Why do computers stop and what can be done about it?

I have no formation in computer science and will forever be catching up on reading classic papers from the field. Bill de hÓra posted a reading list on his blog and I'm taking advantage of it. I've read a few of the papers ("The Law of Leaky Abstractions", "As We May Think") and seen references to others, but some are completely new to me. "Why do computers stop and what can be done about it?" caught my eye. What a title. Jim Gray nailed it.

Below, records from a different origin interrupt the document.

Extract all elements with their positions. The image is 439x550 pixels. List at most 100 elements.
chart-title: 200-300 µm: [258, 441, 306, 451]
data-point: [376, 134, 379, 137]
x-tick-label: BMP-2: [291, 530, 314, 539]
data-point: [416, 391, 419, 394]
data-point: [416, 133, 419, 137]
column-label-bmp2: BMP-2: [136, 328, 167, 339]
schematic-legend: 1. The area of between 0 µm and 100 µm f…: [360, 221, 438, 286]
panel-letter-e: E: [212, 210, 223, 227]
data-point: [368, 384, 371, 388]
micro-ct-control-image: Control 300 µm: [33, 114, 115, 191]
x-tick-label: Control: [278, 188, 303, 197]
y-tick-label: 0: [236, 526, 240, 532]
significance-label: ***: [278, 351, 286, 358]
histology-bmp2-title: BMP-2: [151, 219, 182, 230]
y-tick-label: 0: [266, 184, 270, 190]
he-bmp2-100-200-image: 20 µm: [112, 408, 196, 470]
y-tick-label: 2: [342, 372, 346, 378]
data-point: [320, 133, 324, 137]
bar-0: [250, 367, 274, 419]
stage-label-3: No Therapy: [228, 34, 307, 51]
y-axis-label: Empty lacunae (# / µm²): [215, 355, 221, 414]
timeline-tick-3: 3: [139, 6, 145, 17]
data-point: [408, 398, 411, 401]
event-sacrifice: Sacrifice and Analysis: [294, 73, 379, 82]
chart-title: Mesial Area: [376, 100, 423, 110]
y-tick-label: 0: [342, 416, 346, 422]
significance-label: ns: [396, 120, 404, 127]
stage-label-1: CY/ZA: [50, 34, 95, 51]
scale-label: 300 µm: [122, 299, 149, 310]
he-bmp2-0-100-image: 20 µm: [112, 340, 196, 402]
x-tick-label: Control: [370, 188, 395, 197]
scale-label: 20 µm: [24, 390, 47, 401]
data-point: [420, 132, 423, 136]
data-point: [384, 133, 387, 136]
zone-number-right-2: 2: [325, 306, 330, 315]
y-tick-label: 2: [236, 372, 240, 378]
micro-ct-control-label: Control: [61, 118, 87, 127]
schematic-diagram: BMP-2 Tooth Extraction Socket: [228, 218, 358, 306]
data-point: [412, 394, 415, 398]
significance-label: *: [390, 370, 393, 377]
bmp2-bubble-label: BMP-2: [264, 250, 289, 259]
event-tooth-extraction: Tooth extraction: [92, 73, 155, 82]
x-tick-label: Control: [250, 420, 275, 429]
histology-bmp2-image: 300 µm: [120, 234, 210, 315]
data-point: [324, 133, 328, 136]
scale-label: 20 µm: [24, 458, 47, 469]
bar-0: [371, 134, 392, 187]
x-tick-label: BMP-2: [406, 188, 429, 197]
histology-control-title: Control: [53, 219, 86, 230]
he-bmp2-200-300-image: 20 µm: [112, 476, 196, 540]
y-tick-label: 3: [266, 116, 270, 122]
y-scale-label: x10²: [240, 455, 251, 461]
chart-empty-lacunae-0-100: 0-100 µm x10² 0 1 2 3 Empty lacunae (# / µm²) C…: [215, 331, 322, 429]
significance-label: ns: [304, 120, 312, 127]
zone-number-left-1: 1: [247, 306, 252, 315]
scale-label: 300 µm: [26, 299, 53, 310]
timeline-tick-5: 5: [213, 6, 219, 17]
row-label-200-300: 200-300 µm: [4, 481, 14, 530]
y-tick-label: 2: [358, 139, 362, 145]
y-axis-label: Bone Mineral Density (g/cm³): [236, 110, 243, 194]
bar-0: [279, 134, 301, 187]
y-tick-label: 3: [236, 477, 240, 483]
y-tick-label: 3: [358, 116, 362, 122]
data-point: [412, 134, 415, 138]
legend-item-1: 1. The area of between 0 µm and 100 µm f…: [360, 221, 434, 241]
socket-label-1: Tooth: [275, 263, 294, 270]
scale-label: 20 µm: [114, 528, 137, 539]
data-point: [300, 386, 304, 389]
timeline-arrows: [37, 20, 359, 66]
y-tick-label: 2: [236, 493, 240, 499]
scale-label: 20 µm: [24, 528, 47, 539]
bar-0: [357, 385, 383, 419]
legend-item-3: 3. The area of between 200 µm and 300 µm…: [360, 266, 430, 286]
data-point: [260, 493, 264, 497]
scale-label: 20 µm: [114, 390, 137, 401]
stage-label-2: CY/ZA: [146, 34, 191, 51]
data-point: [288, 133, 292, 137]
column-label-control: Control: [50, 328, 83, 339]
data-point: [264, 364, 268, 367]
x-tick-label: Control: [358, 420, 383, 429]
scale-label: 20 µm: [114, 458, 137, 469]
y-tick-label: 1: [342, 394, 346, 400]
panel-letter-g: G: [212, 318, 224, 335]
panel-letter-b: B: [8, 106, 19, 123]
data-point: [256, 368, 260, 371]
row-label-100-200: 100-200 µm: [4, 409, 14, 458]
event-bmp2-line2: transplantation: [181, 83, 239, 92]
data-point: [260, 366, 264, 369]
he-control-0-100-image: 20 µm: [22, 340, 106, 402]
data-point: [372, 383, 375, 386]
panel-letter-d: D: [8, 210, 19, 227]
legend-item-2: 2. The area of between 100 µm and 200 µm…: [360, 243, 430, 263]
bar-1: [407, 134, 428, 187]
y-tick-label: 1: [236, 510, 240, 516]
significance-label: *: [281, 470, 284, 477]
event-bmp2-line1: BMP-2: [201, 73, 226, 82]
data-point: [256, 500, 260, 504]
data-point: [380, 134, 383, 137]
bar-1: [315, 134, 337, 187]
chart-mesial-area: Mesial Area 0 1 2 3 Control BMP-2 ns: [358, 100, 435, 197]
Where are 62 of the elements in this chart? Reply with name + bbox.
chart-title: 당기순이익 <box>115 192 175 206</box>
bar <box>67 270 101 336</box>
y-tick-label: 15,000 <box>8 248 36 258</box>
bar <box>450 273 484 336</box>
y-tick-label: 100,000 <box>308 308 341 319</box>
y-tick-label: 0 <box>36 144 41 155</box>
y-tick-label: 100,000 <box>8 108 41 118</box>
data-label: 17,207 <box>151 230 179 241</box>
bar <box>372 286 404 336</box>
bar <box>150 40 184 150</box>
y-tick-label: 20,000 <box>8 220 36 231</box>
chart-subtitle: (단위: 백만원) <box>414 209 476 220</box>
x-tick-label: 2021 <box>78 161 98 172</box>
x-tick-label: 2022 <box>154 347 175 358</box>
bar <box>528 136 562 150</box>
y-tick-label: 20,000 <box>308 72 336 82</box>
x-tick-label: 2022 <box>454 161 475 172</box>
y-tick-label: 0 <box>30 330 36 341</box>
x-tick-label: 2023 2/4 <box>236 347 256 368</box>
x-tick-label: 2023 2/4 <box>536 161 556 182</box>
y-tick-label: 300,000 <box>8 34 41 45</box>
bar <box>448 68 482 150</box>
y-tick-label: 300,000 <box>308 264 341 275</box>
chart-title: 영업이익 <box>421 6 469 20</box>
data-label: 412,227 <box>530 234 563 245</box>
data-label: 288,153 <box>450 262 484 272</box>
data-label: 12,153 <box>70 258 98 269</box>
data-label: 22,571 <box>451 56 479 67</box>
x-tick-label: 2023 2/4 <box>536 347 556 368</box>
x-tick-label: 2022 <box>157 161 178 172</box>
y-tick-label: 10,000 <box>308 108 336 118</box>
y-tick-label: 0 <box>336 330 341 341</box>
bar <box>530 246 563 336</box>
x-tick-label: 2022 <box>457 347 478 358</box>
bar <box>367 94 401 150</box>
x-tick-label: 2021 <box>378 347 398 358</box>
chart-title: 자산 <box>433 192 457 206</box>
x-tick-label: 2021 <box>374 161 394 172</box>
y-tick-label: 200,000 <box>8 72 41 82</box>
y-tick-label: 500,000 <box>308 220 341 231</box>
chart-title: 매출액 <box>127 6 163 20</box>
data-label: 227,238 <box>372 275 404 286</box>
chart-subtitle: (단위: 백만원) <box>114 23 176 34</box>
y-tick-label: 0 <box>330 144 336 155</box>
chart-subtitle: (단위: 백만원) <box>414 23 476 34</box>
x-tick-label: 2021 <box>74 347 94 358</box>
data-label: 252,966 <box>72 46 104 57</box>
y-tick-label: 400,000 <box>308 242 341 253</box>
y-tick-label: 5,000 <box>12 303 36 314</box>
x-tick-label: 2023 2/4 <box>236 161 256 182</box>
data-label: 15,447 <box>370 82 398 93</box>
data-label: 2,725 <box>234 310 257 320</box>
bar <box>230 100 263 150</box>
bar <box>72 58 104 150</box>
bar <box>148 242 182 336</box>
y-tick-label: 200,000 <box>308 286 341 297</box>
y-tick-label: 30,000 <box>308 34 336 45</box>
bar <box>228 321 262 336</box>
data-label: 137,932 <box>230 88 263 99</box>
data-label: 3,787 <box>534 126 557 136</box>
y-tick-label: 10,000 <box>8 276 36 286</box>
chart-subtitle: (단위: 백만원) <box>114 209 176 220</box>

The paper outlines a playbook for highly available computer software systems in general terms. Gray wrote it for all software engineers, not only for users of a particular language or product. I didn't know that concepts like failing fast, shared nothing, heisenbugs, and fail over were established 30 years ago. I found the description of them from the time that they were fresh fascinating. Gray wrote this paper in a simple and straightforward style and I'm grateful for that. I've read a number of AWS product sheets this week and they are opaque in comparison. Do AWS Glue or Step Functions use strategies from Gray's playbook? Do they operate on different principles? It's difficult to tell.

I remember well the search for Jim Gray when he went missing at sea in 2007. I didn't plan to write a blog post about one of his papers on the 12th anniversary of his disappearance, but that's what has happened. Read the paper if you haven't, I almost guarantee that you'll find at least a few interesting insights and rules of thumb.